Şükrü Erbaş - Otların Uğultusu Altında
Hiç kimsenin baskı ve tesiri altında kalmadan, kendi özgür irademle aldığım ilk şiir kitabının yorumuyla geldim dostlar
Sevgili Şükrü Erbaş, kaleminle bu kadar geç tanıştığım için öyle üzüldüm ki... Altını çizmediğim tek bir sayfa yoktur sanırım. Oldukça yalın bir dille, öyle güzel anlatılmış ki tüm dert... Tam benlik yani. Biliyorsunuz ağdalı dili, fazla betimlemeyi seven bir okuyucu değilim. Ben bu şiir kitabının çoğu yerinde kendimi, duygularımı buldum. Ne güzel anlattın beni bana dedim. Çok sevdim. Oldukça kısa sürede bitirebileceğiniz bu kitabı, özellikle benim gibi pek şiirle arası olmayıp ama bi yandan da okumak isteyenler için tavsiye ediyorum. Sayesinde her ay en azından 1 şiir kitabı okumayı aklıma koydum. Sizi en sevdiğim alıntılardan biriyle baş başa bırakıyorum....

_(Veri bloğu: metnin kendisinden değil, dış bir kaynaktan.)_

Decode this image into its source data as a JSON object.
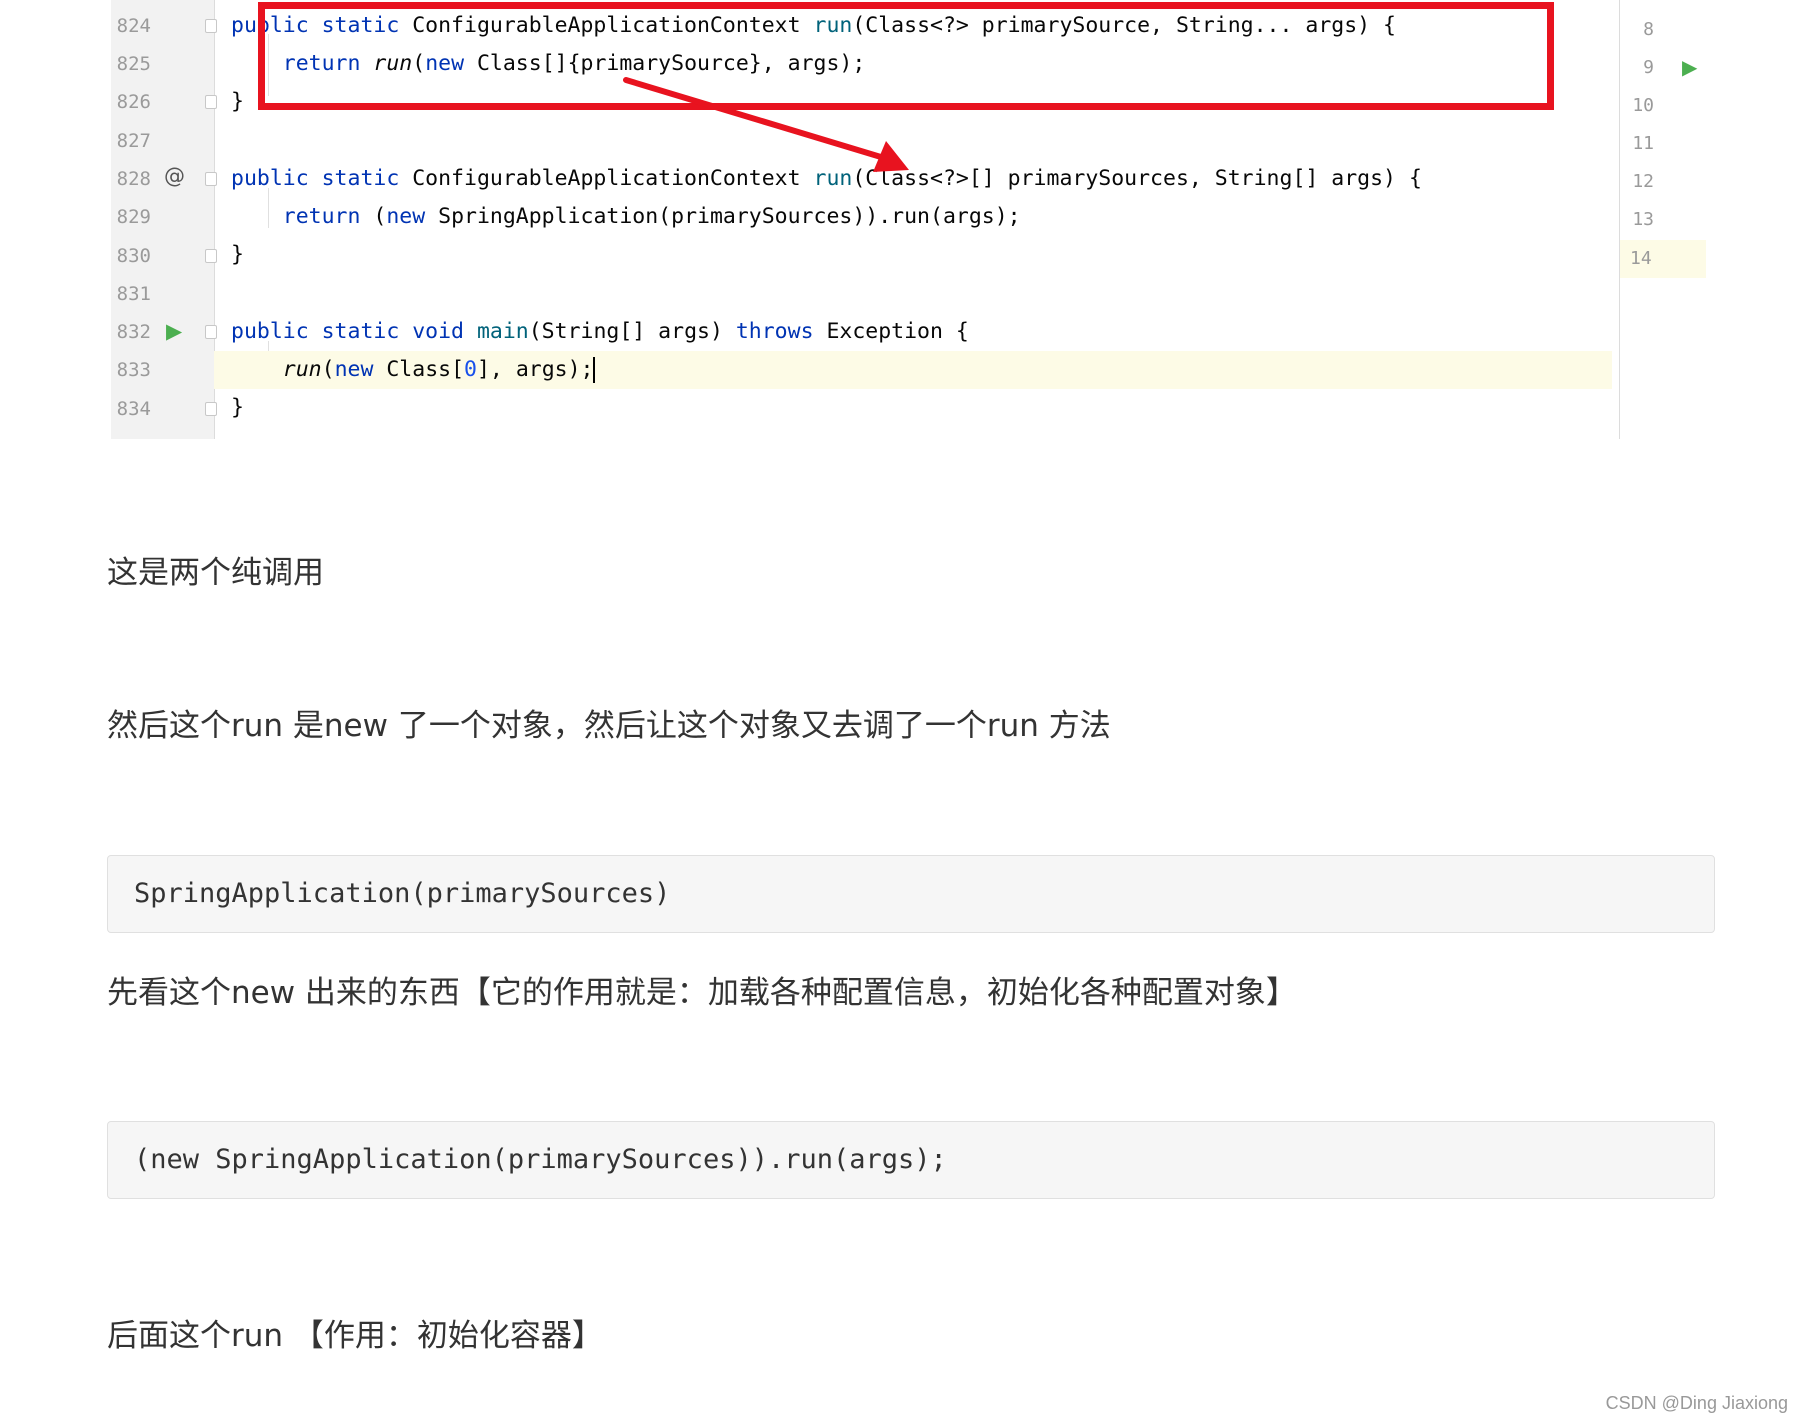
{
  "ide": {
    "line_numbers": [
      "824",
      "825",
      "826",
      "827",
      "828",
      "829",
      "830",
      "831",
      "832",
      "833",
      "834"
    ],
    "minimap_numbers": [
      "8",
      "9",
      "10",
      "11",
      "12",
      "13",
      "14"
    ],
    "annotation_symbol": "@",
    "code": {
      "l824_a": "public static ",
      "l824_b": "ConfigurableApplicationContext ",
      "l824_c": "run",
      "l824_d": "(Class<?> primarySource, String... args) {",
      "l825_a": "    return ",
      "l825_b": "run",
      "l825_c": "(",
      "l825_d": "new ",
      "l825_e": "Class[]{primarySource}, args);",
      "l826": "}",
      "l828_a": "public static ",
      "l828_b": "ConfigurableApplicationContext ",
      "l828_c": "run",
      "l828_d": "(Class<?>[] primarySources, String[] args) {",
      "l829_a": "    return ",
      "l829_b": "(",
      "l829_c": "new ",
      "l829_d": "SpringApplication(primarySources)).run(args);",
      "l830": "}",
      "l832_a": "public static void ",
      "l832_b": "main",
      "l832_c": "(String[] args) ",
      "l832_d": "throws ",
      "l832_e": "Exception {",
      "l833_a": "    ",
      "l833_b": "run",
      "l833_c": "(",
      "l833_d": "new ",
      "l833_e": "Class[",
      "l833_f": "0",
      "l833_g": "], args);",
      "l834": "}"
    },
    "colors": {
      "highlight_box": "#e8131f",
      "keyword": "#0033b3",
      "method": "#00627a",
      "current_line": "#fdfbe6"
    }
  },
  "article": {
    "p1": "这是两个纯调用",
    "p2": "然后这个run 是new 了一个对象，然后让这个对象又去调了一个run 方法",
    "code1": "SpringApplication(primarySources)",
    "p3": "先看这个new 出来的东西【它的作用就是：加载各种配置信息，初始化各种配置对象】",
    "code2": "(new SpringApplication(primarySources)).run(args);",
    "p4": "后面这个run 【作用：初始化容器】"
  },
  "watermark": "CSDN @Ding Jiaxiong"
}
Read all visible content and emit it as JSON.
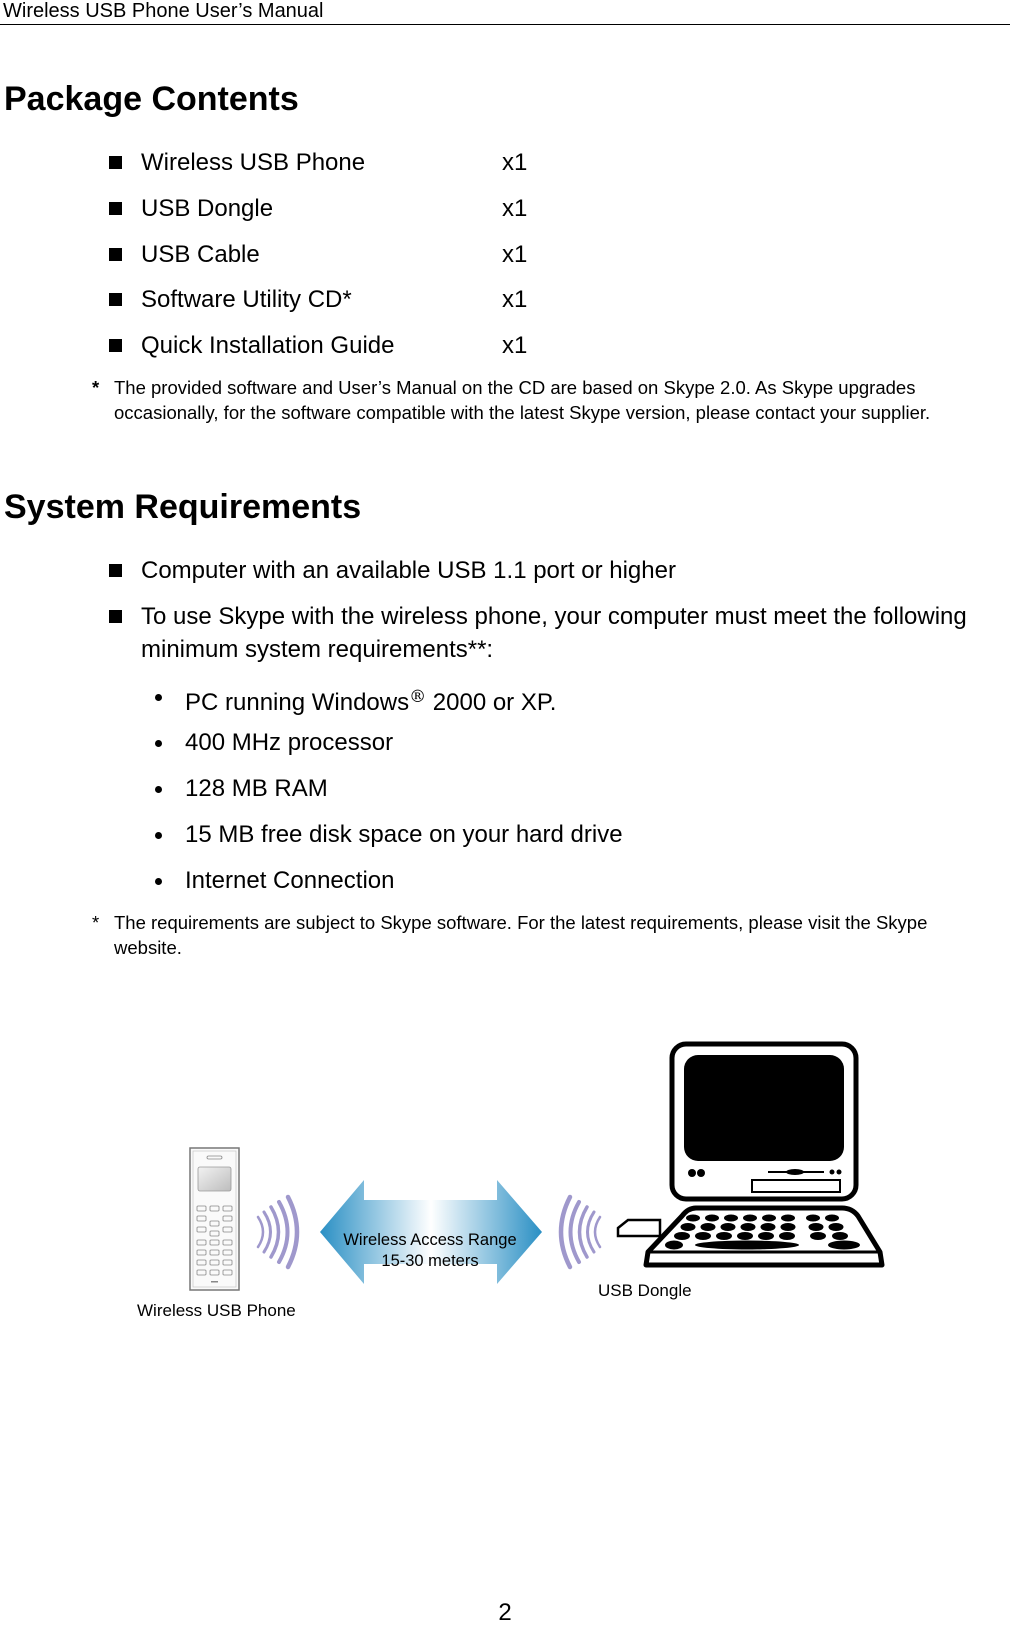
{
  "header": {
    "running_title": "Wireless USB Phone User’s Manual"
  },
  "package_contents": {
    "heading": "Package Contents",
    "items": [
      {
        "name": "Wireless USB Phone",
        "qty": "x1"
      },
      {
        "name": "USB Dongle",
        "qty": "x1"
      },
      {
        "name": "USB Cable",
        "qty": "x1"
      },
      {
        "name": "Software Utility CD*",
        "qty": "x1"
      },
      {
        "name": "Quick Installation Guide",
        "qty": "x1"
      }
    ],
    "footnote_marker": "*",
    "footnote": "The provided software and User’s Manual on the CD are based on Skype 2.0. As Skype upgrades occasionally, for the software compatible with the latest Skype version, please contact your supplier."
  },
  "system_requirements": {
    "heading": "System Requirements",
    "items": [
      "Computer with an available USB 1.1 port or higher",
      "To use Skype with the wireless phone, your computer must meet the following minimum system requirements**:"
    ],
    "sub_items": [
      {
        "before": "PC running Windows",
        "reg": "®",
        "after": " 2000 or XP."
      },
      {
        "text": "400 MHz processor"
      },
      {
        "text": "128 MB RAM"
      },
      {
        "text": "15 MB free disk space on your hard drive"
      },
      {
        "text": "Internet Connection"
      }
    ],
    "footnote_marker": "*",
    "footnote": "The requirements are subject to Skype software. For the latest requirements, please visit the Skype website."
  },
  "diagram": {
    "phone_label": "Wireless USB Phone",
    "dongle_label": "USB Dongle",
    "range_line1": "Wireless Access Range",
    "range_line2": "15-30 meters",
    "colors": {
      "wave": "#9f98cc",
      "arrow_edge": "#2a8fc4",
      "arrow_center": "#ffffff",
      "computer": "#000000"
    }
  },
  "footer": {
    "page_number": "2"
  }
}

Neden ölüm döşüncesini büyütüyor
Şu tarla kuşu, şu üçgüllü çayırlar
Şu tanrı yalnızlığından yapılmış dere
Nazarlık otları, çoban yastığı
Kirpiklerimde boğulan şu gökyüzü
Bir iç çekiş gibi uzayan yol
Avluyu bölük bölük eden yarasalar
Yağı içimde soğuyan şu kandil...
Neden bu kadar acı veriyor dünyayı sevmek.